Deep Q-Learning Algorithm with Experience Replay

Hello everyone
I’am actually a little bit confused about the implementation of the DQN algorithm, I understand all the steps of the algorithm but there’s somthing confusing me which is how we get to calculate the targets y :

# Unpack the mini-batch of experience tuples.
    states, actions, rewards, next_states, done_vals = experiences
    
    # Compute max Q^(s,a).
    max_qsa = tf.reduce_max(target_q_network(next_states), axis=-1)
    
    # Set y = R if episode terminates, otherwise set y = R + γ max Q^(s,a).

How does this exactly works ? and how we’ve managed to compute max_qsa ?

Hello @ako,

This line has 2 parts:

 max_qsa = tf.reduce_max(
    target_q_network(next_states), 
    axis=-1
)

namely a call to target_q_network and tf.reduce_max.
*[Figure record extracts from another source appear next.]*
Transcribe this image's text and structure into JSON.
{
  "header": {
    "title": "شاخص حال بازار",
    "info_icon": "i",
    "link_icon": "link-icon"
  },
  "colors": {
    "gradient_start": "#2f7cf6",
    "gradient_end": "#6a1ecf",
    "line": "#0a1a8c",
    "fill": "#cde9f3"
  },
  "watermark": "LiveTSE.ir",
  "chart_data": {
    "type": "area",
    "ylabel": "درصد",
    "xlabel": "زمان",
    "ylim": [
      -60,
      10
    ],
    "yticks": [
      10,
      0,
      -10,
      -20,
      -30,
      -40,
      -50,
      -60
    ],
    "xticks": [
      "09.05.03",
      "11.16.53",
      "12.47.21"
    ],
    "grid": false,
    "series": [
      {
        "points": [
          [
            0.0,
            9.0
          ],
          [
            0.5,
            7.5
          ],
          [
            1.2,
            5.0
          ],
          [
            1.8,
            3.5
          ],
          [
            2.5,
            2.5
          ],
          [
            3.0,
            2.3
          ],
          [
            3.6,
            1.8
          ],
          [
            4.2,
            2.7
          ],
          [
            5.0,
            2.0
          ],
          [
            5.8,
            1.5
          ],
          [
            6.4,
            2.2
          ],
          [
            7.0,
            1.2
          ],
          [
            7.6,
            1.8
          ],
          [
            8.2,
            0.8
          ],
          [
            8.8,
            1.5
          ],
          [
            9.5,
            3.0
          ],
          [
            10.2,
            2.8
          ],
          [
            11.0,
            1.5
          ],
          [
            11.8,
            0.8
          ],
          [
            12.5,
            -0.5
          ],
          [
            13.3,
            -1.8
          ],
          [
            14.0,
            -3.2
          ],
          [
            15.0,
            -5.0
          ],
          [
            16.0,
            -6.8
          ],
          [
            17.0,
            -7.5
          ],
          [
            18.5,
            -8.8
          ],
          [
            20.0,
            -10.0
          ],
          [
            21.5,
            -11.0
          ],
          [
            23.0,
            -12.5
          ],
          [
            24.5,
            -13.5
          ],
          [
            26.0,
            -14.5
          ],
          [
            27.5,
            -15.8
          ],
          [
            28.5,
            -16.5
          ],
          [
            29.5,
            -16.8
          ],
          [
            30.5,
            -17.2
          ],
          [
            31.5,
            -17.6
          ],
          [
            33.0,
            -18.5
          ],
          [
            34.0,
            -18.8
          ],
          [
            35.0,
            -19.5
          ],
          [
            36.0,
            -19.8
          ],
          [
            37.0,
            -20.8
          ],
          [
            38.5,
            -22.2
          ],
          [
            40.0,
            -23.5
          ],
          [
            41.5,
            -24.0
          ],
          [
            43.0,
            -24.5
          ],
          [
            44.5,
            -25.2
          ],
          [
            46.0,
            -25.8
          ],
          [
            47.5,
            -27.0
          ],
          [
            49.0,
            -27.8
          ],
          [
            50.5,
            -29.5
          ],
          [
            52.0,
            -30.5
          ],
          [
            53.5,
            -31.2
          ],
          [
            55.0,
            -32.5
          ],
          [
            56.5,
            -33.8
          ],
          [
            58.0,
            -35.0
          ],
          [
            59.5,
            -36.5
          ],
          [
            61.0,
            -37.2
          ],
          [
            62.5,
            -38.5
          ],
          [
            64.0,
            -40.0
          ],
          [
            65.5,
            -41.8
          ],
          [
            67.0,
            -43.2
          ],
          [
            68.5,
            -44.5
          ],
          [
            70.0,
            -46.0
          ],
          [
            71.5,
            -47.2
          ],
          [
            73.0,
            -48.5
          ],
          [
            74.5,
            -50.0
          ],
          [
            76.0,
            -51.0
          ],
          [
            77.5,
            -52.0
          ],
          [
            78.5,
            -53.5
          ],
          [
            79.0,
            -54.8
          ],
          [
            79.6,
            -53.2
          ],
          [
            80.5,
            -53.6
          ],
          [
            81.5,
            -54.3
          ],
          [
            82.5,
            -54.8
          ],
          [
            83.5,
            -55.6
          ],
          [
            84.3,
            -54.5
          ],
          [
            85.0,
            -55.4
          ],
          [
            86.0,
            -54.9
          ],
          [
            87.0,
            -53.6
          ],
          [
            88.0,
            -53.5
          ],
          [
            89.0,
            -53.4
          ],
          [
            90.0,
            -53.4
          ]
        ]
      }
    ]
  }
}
I assume you know what target_q_network is because it is implemented by you, and by call such neural network like a function with an input next_states, it does a forward propagation to compute the output of the neural network, which is the Q(s,a) of all possible actions.

I suggest you to run

qsa = target_q_network(next_states)

print(next_states.shape)
print(qsa.shape)
print(next_states)
print(qsa)

to check out yourself what they look like.

As for tf.reduce_max, please check out its documentation for examples and explanations.

If you still have questions, please share with me your understanding so that I know what’s unclear ;).

Cheers,
Raymond

PS: I am removing the part for the exercise since sharing assignment code isn’t allowed.